Summary and Contributions: I believe the setup is like this: 1. There is an unknown function f: R^p -> R. 2. We are given training data. This will include X in R^{p x n} and Y in R^n, where Y_i is pretty close to f(X_1i,X_2i...X_pi) 4. We estimate fhat by ridge regressing Y against 2N random fourier features of X. 5. We will then be given some test data (Xhat, Yhat). This will include Xhat in R^{p x nhat} and Yhat in R^nhat, where Yhat_i is pretty close to f(Xhat_1i,Xhat_2i...Xhat_pi) 6. Our "error" will be measured as sum_i (fhat(Xhat_1i,...Xhat_pi)-Yhat_i)^2 The main theoretical contribution of the paper appears to be this. If... - the training covariates (X) aren't crazy different from the test covariates (Xhat) [[Assumption 2]] - n-> infinity - |log(n/p)| and |log(n/N)| stay bounded - the ridge regression is done by minimizing 1/n ||Y -Xfeatures^T beta||^2 + lambda||beta||^2 (with some fixed lambda) ...then we can get an interesting expression which approximates the test error (Theorem 3). The expression has two terms. - I believe the first term is large unless you could do a good job of guessing Yhat from Xhat using an interpolation-based regression trained on X,Y (e.g. k-nearest neighbors or something) - I don't understand the second term. The paper then uses this expression to try to learn something about how we should perform machine learning in practice.

Strengths: The work appears to be rigorous and the expressions in the Theorems are novel and interesting to stare at.

Weaknesses: Significance -- I could not figure out how this would actually help me think about how to regularize in machine learning or use RFF for a real-world regression problem. Post-author-feedback-edit: The authors point out that this paper shows it is hazardous to substitute the gram matrix for the kernel matrix. So I guess, in practice, random features might have worse test performance than you might have expected. Fair enough. But then you'd just look at the heldout performance and be like "huh, this isn't working. I should do something else." Basically I just can't imagine a situation where I'm trying to solve a problem, and this would effect my decisions about how to solve it. I think there is a nugget of wisdom in here somewhere, maybe something to do about how to think about regularization, but I just can't figure out what it is. But, as the authors point out, I may not be the real target audience of this paper! Thanks for the interesting discussion.
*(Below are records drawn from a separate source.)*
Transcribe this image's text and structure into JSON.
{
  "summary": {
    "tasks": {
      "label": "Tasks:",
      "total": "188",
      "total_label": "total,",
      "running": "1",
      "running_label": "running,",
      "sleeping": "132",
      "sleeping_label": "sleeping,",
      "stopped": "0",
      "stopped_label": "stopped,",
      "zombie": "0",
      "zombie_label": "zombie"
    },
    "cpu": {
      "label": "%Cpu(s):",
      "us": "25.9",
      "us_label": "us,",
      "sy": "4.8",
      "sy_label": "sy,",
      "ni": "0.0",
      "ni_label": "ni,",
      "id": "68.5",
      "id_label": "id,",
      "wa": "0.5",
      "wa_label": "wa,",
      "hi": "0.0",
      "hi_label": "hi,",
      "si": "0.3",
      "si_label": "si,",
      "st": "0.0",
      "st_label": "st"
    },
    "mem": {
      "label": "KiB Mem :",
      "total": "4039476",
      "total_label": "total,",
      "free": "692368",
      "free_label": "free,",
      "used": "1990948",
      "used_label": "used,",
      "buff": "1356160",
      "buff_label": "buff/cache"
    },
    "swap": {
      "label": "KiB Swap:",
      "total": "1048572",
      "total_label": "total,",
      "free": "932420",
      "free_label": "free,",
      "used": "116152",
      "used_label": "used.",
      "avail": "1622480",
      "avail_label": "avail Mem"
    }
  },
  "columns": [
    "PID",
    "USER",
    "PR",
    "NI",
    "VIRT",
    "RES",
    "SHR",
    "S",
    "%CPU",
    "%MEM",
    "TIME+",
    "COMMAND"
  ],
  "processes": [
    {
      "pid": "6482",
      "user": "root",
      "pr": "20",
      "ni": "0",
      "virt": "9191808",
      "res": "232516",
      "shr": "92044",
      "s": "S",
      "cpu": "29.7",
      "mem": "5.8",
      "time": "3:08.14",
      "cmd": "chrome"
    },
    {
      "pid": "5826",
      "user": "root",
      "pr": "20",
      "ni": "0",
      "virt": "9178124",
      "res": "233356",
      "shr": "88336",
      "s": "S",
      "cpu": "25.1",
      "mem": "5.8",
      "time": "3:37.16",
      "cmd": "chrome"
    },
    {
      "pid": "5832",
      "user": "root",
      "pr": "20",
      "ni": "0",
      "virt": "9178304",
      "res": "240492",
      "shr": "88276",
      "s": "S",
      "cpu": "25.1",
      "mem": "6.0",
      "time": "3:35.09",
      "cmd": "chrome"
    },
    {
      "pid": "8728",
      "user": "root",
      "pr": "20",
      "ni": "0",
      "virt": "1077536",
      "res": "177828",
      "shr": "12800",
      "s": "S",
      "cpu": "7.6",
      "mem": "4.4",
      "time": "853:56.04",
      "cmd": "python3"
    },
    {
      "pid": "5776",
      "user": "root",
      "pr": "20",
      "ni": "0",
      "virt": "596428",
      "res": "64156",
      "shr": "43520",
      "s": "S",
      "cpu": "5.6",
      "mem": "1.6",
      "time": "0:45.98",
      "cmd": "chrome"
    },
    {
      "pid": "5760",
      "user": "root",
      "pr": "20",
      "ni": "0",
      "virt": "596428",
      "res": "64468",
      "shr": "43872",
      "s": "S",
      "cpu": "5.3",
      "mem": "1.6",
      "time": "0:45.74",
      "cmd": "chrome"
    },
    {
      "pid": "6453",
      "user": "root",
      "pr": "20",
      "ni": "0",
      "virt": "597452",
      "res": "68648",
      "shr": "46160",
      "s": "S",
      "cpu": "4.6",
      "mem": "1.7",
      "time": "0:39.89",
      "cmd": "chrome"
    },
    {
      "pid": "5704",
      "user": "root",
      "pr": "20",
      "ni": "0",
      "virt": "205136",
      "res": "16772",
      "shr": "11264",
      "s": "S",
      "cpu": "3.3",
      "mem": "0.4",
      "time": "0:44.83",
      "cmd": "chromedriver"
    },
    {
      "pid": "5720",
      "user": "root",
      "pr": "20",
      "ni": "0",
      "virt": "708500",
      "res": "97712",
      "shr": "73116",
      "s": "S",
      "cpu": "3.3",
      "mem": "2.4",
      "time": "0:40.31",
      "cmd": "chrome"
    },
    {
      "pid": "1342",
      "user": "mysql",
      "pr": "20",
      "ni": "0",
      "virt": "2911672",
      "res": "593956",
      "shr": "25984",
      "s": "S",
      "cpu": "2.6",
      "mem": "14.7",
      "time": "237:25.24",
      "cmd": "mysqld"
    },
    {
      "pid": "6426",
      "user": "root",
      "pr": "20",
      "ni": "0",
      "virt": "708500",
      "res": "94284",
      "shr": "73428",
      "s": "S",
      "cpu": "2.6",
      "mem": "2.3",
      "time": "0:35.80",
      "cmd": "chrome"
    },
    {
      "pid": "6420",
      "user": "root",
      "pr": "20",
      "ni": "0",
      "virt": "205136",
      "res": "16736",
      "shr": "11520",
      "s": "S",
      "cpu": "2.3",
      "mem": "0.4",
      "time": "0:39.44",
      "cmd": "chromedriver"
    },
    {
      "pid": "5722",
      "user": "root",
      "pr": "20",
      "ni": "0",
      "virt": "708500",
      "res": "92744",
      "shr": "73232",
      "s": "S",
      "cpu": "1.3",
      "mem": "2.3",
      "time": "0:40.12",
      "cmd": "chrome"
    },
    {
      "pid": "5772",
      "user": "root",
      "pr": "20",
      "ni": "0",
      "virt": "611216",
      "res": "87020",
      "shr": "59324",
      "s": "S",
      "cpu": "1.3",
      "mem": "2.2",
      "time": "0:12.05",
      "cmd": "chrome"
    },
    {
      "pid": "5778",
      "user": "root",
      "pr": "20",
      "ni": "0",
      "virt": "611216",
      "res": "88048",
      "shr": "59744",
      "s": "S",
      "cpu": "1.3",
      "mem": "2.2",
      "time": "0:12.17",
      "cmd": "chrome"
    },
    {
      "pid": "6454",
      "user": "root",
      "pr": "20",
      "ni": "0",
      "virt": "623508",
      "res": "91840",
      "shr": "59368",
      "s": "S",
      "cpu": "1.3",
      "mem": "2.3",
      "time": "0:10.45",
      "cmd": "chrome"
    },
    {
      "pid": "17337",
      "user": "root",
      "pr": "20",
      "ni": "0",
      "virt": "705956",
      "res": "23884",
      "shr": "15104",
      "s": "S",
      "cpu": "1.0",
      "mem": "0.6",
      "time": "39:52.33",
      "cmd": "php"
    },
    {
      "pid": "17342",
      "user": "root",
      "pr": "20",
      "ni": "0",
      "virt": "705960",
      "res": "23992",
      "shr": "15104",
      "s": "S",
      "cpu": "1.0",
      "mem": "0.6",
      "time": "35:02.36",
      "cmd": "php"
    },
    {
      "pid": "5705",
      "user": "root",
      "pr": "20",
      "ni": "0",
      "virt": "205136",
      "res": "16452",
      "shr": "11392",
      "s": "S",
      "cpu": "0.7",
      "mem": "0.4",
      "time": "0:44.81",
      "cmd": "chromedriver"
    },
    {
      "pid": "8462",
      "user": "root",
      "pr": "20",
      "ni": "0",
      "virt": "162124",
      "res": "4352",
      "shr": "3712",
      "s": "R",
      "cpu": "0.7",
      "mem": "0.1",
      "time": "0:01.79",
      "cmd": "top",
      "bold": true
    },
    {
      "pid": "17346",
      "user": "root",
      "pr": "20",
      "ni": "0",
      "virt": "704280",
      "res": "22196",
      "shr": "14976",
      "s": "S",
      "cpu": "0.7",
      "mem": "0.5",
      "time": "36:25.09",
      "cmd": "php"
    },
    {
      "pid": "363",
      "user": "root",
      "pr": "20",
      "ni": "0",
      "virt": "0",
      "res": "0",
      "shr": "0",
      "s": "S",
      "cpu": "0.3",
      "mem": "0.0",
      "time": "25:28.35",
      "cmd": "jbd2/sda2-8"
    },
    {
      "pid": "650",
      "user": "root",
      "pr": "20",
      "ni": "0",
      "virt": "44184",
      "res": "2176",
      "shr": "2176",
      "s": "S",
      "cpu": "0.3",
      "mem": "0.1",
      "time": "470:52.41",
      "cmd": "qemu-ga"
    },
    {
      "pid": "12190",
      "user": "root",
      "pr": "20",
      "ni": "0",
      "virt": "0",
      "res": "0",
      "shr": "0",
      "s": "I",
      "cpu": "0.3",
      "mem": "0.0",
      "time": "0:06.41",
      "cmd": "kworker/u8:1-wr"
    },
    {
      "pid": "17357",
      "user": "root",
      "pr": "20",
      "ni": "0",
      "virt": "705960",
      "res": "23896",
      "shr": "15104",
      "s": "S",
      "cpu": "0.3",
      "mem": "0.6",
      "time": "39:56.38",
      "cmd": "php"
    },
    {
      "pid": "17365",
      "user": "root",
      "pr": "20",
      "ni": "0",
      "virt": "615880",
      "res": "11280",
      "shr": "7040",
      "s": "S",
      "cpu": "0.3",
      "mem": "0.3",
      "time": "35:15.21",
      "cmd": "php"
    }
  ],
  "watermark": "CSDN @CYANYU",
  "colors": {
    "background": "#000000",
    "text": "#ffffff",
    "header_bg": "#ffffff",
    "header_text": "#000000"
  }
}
Correctness: The claims look plausible. In terms of empirical methodology: in the experiments section they look at error on heldout data. However, though mnist comes with its own test/train split, they do not use it. Instead, the testing data is constructed by adding some speckle noise to the training data. This doesn't really seem like testing data in any kind of real-world sense, and I'm not sure how to interpret it except in a very abstract sense.

Clarity: In making the analyses in this paper, I suspect that the authors have gained considerable insight into how machine learning should be done and how it should be regularized. However, I was unable to share in that insight by reading this article. For example, I'm not sure what I should actually think about Theorem 3? I suppose the most promising thing to focus on would be the double-descent. There must be some way of stripping out all of the many many parameters in Theorem 3 to arrive at a closed-form function of lambda which features the double descent. That would show how double descent pops out of those formulas. That would be interesting.

Relation to Prior Work: The connection to prior work appears to be reasonably complete.

Reproducibility: Yes

Additional Feedback: This is probably obvious for people in the field -- but the training loss is written lossA(beta;lambda) = 1/n ||Y -Xfeatures^T beta||^2 + lambda||beta||^2 I guess this is consistent with modern ML -- if you're training on minibatches of size K with a fixed L2 penalty of magnitude lambda*K, you're effectively doing something like this. Maybe. In a more classical stats world, I'd expect something like: lossB(beta;lambda) = ||Y -Xfeatures^T beta||^2 + lambda||beta||^2 Thus, in terms of the classical stats point of view, the regularization is getting scaled up with n in a very particular way. It feels like that must be pretty relevant to why we're seeing this double descent thing. Presumably there is an optimal rate at which to scale the regularization (given a fixed value for the ratio N/n). It feels like this paper should reveal the answer to this question. But I couldn't discover it.